Hundreds of people have fled the area since the bushfire was sparked on Monday, with many sleeping in evacuation centres overnight.

Among them is Peter Lavis, 68, who evacuated two nights ago after watching distant smoke quickly transform the landscape until it “looked like a bomb had gone off”.

“We ould see the fire clearly, the red glow and occasional rush of flames going up,” he told AFP.

“We had a little family conference and decided the best thing to do was to leave.”

Lavis said he believed his home was safe while a neighbour had reported his eldest daughter’s nearby house was also standing despite everything around it being burned.

“It’s some of the best news but also the saddest — a lot of people haven’t been so lucky,” he said.

Bushfire smoke has blanketed Perth, about 30 kilometres west of the blaze which had a 75-kilometre (47-mile) perimeter Tuesday and has so far burned almost 10,000 hectares (24,700 acres).

“It was just scorched earth. Even where I was behind the fire there was a lot of active burning because the crews just had to react so fast,” local mayor Kevin Bailey told public broadcaster ABC.

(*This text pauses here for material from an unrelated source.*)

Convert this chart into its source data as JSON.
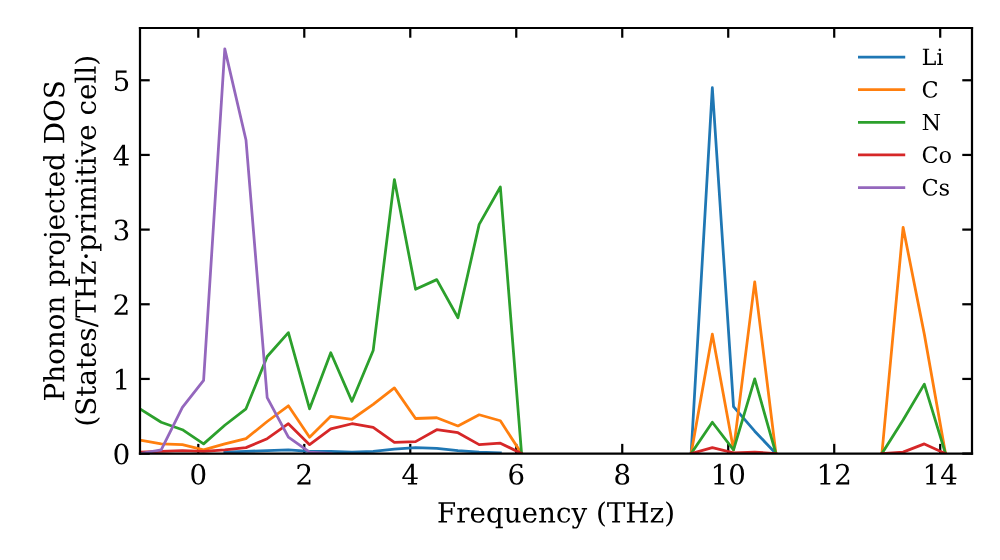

Temperatures were forecast to peak at 35 degrees Celsius (95 degrees Fahrenheit) on Wednesday before a predicted ex-tropical cyclone could bring rain and cooler temperatures but more unpredictable winds later this week.

Klemm cautioned there were “challenging times ahead, and that’s once again the clear message to the community… there is still a long way to go with this fire”.

More than 200 firefighters were battling the bushfire supported by water-bombing aircraft.

Emergency Management Minister David Littleproud praised them for their “tireless work” in recent days, saying “these men and women are putting their lives on the line” to protect others.

More than 3.5 million hectares were burned across Western Australia during the country’s devastating 2019-2020 climate change-fuelled bushfires but the state was largely spared the loss of properties and lives seen in Australia’s more densely populated southeast.